Baroque means “irregular pearl,” from the Portuguese Barocco. If it is irregular, it embodies caprice, fantasy, and freedom of invention. In an era of doubts and fears, the convulsive and exalted art of the Baroque emerged. If it still moves us today, isn’t it because, in the face of disaster and terror, we feel far from safe? The example of Naples, a city resistant to bourgeois order, embodies the Baroque intuition. The very feeling of life, the hereditary memory of volcanic eruptions and earthquakes, the fear of death, the gesticulation, the union of the funereal and the voluptuous, the theatricalization of every moment of existence… the restless, feverish, and superstitious city prefers what pleases to what is certain.

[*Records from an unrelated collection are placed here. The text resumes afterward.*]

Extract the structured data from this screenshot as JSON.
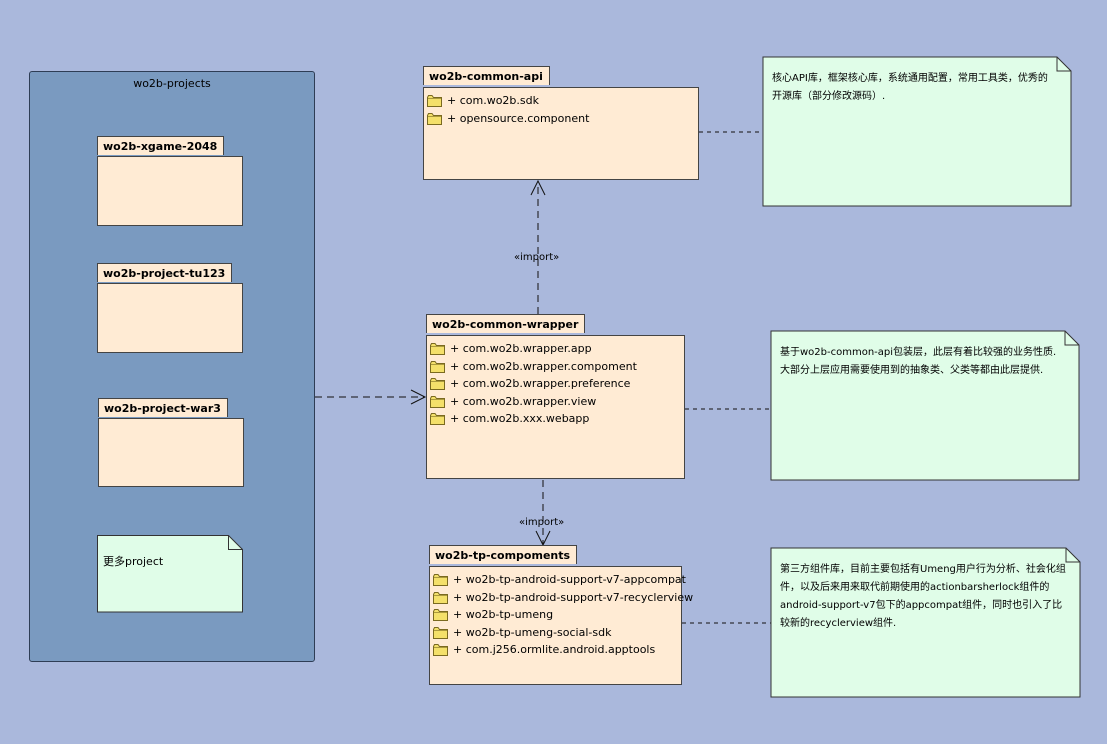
{
  "colors": {
    "background": "#aab8dc",
    "container_fill": "#7a9ac0",
    "package_fill": "#ffebd4",
    "note_fill": "#e0fde8",
    "folder_fill": "#f4e06a"
  },
  "container": {
    "title": "wo2b-projects"
  },
  "sub_packages": [
    {
      "name": "wo2b-xgame-2048"
    },
    {
      "name": "wo2b-project-tu123"
    },
    {
      "name": "wo2b-project-war3"
    }
  ],
  "more_note": {
    "text": "更多project"
  },
  "packages": {
    "common_api": {
      "name": "wo2b-common-api",
      "items": [
        "+ com.wo2b.sdk",
        "+ opensource.component"
      ]
    },
    "common_wrapper": {
      "name": "wo2b-common-wrapper",
      "items": [
        "+ com.wo2b.wrapper.app",
        "+ com.wo2b.wrapper.compoment",
        "+ com.wo2b.wrapper.preference",
        "+ com.wo2b.wrapper.view",
        "+ com.wo2b.xxx.webapp"
      ]
    },
    "tp_compoments": {
      "name": "wo2b-tp-compoments",
      "items": [
        "+ wo2b-tp-android-support-v7-appcompat",
        "+ wo2b-tp-android-support-v7-recyclerview",
        "+ wo2b-tp-umeng",
        "+ wo2b-tp-umeng-social-sdk",
        "+ com.j256.ormlite.android.apptools"
      ]
    }
  },
  "notes": {
    "api_note": "核心API库，框架核心库，系统通用配置，常用工具类，优秀的开源库（部分修改源码）.",
    "wrapper_note": "基于wo2b-common-api包装层，此层有着比较强的业务性质. 大部分上层应用需要使用到的抽象类、父类等都由此层提供.",
    "tp_note": "第三方组件库，目前主要包括有Umeng用户行为分析、社会化组件，以及后来用来取代前期使用的actionbarsherlock组件的android-support-v7包下的appcompat组件，同时也引入了比较新的recyclerview组件."
  },
  "edges": {
    "import_upper": "«import»",
    "import_lower": "«import»"
  }
}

Through Piccole Passioni, the aim is to explore a contemporary relationship to belief, superstition, and collective and individual fears, but also to the performance of the self in an era marked by spectacle. This work examines the intensity of signs, the passages between visible and invisible, between sacred and profane. It is rooted in an interest in the aesthetics of the Italian Baroque and its key motifs: the mask, the veil, concealment, identity in perpetual transformation. Beneath the mask, behind the veil, a paradoxical truth emerges: we are never more ourselves than in metamorphosis.
A non-exhaustive list of Baroque motifs: stars, eggs, bulls, rural and marine landscapes, angels with butterfly wings, flies, masks, garlands, pearls, festoons, veils, clouds, capitals, rosettes, shells, she-wolves, flames, atlantes, putti, silver fish, horses, cherubs, meringues, syrups, plaster, cream.
Nothing that concerns the mouth should remain foreign.
The Artist

Emma Tholot
Nominated in
By
Centre photographique Rouen Normandie
Lives and Works in
Arles
Emma Tholot is a visual artist and photographer. Her multifaceted practice combines photography, video, textile, wax, and metal, exploring how images, materials, and objects connect intimacy with collective staging. Her work draws on daily and ancestral rituals as well as a family heritage, intertwining the memory of heterotopic spaces, the materiality of desire, and systems of belief. From costumes to ex-voto, through references to theater, carnival, circus and their archetypal figures, everything points toward the baroque idea of a display of affects that puts into crisis the established order. Through stratification, veiling, and photographic transfers, her work presents images in a fragile, ghostly state, suspended between appearance and disappearance. Born in Saint-Étienne in 1994, she graduated from the École nationale supérieure des Arts Décoratifs, Paris (2020), the Accademia di Belle Arti di Roma (2018), and the École d’art d’Annecy (2016).
More projects by this artist
2025
Forever Blur
Forever Blur is an ongoing series that examines contemporary dispositifs of belief and memory. By slowing down the regime of photographic visibility, the project proposes a sensorial experience of the image as an object of vigilance, projection, and reminiscence.
The series explores intermediary spaces - dressing rooms, backstage areas, sites of withdrawal -conceived as transitional zones imbued with intimate and collective traces. Positioned on the margins of dominant narratives, these spaces function as everyday heterotopias: devoid of bodies yet inhabited by memory. Nourished by a utopian, magical imagination rooted in the visions of a clairvoyant grandmother, they become sites of (re)claiming power - symbolic, individual, collective, and political - where the plastic work unfolds as a moving memory, shaped by reuse, ambiguity, and resonance.
Through photographic transfers onto wax and textile, the project develops objects situated between image, sculpture, and costume. The images stage veils, garments, puppets, ribbons, and armor, conceived as second skin. Wax, an organic, sensitive material close to the body, slows the image down, holding it in a fragile state of appearance, between revelation and dissolution. Textile, as a supple and porous support, extends this relationship to the body: it absorbs, distorts, and inscribes the image within a domestic and ritual register.
Inspired by wax ex-voto from Southern Italy, this work conceives photography as a deposit, not as proof of an event, but as the survival of a presence. In dialogue with the writings of Georges Didi-Huberman, the image is understood as an intermittent apparition, traversed by layers, folds, and erasures. Through plays of thickness, stratification, and opacity, the transfer technique intensifies the image’s ghostly, spectral dimension.